Free-For-All Friday – When Toddlers Go Into Deactivation Mode

As I am writing this my son playing happily at my feet, oh wait now he is pushing the dog off the lounge, and in the time it took me to write that he is now across the other side of the room pushing his brand new nano-bugs into the eye pieces of a pair of binoculars (“Son please don’t do that!”) Anyone that has a boy (or possibly any toddler) knows that they are not reknowned for their ability to perform any one task for an extended period of time.

I think in alot of ways, Son is like any other toddler, and then just when I think everything is going great – he goes into ‘Deactivation Mode’. When my daughter was a toddler I was fairly fortunate that she never really went through the screaming tantrum throwing performances some children are prone to. Son, however, loves a tantrum  – and his are way worse than the screaming hissy-fit kind.

When something occurs that my son is not happy with (and this can be anything from me not letting him have a piece of cheese, to him getting into trouble for throwing something at his sister, to me trying to make him go to the toilet BEFORE he brushes his teeth, heaven forbid!) he goes into the dreaded deativation mode. What this entails is him quite literally, collapsing onto the floor and failing to function for an unspecified period of time.

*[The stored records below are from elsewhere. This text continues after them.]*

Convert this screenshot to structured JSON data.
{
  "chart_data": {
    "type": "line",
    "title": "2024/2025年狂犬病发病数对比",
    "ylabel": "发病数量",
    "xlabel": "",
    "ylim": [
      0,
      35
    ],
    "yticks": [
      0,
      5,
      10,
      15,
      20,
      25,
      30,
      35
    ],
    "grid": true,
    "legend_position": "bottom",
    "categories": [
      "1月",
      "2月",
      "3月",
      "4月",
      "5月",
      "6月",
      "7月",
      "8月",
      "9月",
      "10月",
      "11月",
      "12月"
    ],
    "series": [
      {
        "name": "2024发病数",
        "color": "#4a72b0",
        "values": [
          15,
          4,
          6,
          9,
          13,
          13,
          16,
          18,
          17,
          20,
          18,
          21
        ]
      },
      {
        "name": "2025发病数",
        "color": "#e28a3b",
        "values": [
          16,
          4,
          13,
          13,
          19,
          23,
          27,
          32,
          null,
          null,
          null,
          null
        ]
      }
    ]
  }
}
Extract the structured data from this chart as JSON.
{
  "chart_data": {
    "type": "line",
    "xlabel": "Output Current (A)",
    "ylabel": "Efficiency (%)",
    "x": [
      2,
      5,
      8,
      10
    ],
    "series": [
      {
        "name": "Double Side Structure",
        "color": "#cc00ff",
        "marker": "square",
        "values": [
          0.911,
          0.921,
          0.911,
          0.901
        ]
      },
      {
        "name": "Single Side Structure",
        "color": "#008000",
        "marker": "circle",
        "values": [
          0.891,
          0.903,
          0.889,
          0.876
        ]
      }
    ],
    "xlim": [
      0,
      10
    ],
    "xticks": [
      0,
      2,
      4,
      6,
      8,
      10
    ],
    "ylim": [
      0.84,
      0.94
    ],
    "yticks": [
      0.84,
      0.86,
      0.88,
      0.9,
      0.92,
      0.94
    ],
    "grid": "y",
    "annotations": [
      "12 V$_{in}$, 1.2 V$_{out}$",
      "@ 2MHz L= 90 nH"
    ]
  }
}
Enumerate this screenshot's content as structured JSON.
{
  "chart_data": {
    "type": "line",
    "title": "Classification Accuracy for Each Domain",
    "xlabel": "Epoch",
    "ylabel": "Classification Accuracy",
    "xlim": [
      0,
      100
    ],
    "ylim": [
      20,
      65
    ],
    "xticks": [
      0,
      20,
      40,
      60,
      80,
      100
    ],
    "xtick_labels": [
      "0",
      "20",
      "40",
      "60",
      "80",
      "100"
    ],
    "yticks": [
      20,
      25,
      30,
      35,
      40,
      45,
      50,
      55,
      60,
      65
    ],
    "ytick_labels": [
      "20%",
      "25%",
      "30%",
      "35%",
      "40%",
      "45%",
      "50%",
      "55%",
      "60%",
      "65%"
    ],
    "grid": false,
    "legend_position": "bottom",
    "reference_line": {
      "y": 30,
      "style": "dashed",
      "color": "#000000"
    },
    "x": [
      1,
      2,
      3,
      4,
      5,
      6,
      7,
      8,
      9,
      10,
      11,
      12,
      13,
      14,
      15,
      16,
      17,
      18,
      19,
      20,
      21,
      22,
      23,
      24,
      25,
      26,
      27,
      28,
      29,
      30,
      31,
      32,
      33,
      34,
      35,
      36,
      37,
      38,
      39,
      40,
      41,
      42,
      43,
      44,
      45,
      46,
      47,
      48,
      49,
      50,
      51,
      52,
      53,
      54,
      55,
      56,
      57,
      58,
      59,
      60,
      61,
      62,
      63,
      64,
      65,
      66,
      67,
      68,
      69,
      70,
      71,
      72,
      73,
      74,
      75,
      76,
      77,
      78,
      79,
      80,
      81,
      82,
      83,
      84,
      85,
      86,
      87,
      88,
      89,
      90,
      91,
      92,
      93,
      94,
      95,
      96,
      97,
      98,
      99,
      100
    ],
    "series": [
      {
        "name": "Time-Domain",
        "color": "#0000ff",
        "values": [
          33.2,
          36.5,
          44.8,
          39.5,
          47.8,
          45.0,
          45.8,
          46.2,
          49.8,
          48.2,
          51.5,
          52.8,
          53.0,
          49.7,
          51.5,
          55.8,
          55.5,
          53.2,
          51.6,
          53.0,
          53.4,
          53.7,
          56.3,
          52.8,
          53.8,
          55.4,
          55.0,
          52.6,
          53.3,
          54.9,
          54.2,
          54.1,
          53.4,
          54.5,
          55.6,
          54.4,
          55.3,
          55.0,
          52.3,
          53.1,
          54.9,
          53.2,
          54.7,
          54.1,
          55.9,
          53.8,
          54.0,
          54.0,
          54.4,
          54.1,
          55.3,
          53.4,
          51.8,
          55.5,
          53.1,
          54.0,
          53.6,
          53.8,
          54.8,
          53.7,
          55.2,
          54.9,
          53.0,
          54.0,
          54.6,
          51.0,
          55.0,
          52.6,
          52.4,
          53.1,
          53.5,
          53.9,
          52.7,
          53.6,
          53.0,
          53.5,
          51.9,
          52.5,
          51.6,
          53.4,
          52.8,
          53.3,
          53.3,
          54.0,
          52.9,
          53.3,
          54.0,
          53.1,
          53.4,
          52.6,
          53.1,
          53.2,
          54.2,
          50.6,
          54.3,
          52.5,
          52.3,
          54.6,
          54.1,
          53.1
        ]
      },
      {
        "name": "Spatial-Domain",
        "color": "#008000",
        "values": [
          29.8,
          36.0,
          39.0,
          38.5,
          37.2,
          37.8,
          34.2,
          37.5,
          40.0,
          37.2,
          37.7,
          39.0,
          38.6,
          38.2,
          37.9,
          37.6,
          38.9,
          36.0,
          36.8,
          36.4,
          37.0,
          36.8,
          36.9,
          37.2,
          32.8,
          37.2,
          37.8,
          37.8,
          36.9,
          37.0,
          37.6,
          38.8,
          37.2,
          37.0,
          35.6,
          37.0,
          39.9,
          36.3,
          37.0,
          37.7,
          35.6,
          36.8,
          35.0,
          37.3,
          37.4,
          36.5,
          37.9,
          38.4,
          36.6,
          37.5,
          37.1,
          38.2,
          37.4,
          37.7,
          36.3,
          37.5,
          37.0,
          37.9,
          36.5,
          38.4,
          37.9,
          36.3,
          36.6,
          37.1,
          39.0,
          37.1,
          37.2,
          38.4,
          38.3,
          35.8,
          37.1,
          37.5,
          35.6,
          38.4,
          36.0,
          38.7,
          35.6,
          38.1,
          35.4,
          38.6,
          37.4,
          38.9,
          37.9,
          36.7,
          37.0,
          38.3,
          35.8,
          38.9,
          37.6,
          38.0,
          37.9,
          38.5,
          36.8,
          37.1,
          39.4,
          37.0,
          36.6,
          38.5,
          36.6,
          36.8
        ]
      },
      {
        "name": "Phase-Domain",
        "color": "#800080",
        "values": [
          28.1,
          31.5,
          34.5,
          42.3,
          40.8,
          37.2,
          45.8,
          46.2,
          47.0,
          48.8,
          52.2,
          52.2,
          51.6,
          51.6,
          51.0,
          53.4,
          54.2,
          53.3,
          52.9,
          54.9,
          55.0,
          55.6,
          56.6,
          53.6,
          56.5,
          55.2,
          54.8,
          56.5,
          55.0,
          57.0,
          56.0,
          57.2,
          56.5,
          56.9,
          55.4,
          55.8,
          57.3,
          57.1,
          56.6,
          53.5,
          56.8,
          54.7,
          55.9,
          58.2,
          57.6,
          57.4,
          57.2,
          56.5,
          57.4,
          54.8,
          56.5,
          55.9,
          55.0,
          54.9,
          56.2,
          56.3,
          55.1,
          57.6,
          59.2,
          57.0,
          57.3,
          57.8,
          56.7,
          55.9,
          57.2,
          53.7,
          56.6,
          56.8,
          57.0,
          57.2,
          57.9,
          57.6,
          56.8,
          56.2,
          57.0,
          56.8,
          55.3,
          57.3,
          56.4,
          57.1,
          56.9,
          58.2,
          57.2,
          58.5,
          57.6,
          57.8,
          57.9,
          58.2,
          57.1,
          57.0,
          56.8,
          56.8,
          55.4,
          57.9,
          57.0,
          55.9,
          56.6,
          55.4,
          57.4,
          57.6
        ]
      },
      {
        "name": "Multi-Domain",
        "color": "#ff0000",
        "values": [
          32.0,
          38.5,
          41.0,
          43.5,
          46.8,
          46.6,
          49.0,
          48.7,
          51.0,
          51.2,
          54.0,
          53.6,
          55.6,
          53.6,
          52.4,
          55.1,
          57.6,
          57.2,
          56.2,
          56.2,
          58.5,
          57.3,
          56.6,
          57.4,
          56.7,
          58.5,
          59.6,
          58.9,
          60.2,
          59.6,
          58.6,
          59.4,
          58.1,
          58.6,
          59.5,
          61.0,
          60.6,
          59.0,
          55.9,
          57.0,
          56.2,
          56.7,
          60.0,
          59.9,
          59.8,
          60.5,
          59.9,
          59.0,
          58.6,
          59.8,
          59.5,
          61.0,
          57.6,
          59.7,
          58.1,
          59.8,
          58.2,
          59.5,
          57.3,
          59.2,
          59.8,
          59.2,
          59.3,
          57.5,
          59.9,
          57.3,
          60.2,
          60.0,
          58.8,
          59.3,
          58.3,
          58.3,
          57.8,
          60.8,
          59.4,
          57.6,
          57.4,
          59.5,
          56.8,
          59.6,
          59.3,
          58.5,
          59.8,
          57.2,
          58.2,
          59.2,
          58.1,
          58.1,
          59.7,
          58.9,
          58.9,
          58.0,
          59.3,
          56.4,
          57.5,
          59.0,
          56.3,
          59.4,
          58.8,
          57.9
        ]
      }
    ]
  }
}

When Son is in deactivation mode he refuses to communicate, he doesn’t speak, he doesn’t make eye contact, he pretty much refuses to even acknowledge that you exist. Often he can be walking along – happy as anything and suddenly he falls (as if hit by a sniper) onto the ground and ‘Deactivates’.

Sometimes when he is in Deactivation Mode he is completely silent. Other times he cries and completely inconsolable – if you try to go anywhere near him to comfort him, he scoots away from you (many a time he has ended up under the bed where I can’t reach him). But he never has the full out screaming tantrums that you see on You Tube and most of the time Deactivation Mode occurs at home (I can only think of a handful of times where this has occurred in public). Still it doesn’t make it any easier to deal with.

My biggest problem is that because of this he is really difficult to disipline. With Daughter whenever she was out of line she was placed in time-out. Five minutes in the time-out corner and she was blubbering mess, voluntarily apologising and promising to never to it again (and for the most part she was good on that promise). But with Son, if you even try and place him in time-out he goes into Deactivation Mode (which you might think is great as effectively he puts himself in a time-out) but when the deactivation can go on for up to 2 hrs (yes that is right 2 hours!) I often end up apologising to him and comforting him because by that time we are half an hour late for dropping off Daughter at preschool!

Everything with Son is a negotiation, he just plain doesn’t cope with things not going his way. If he wants a piece of cheese before dinner but I say no, somehow he ends up with the piece of cheese sitting next to him on the table so he can eat it after dinner (he wins the small battle but I win the war). If I put on his undies only to find out that he wanted to do it – I take them back off and let him do it himself (is it really worth a 2 hr tantrum over who put his pants on?) I know I shouldn’t give in – but somedays it is just too difficult.

So, why am I telling you this? Well, I am wondering if this is normal for a two year old to be so stubborn, or do I need to go and get an appointment to see a behaviour specialist?

Would love to hear from you – maybe you could tell me stories of your toddlers chucking tantrums – it might just make me feel a bit better!

Jody Moller

[By the way – Son is now placing a plastic container over my head and telling me I am a robot – I guess I better go!]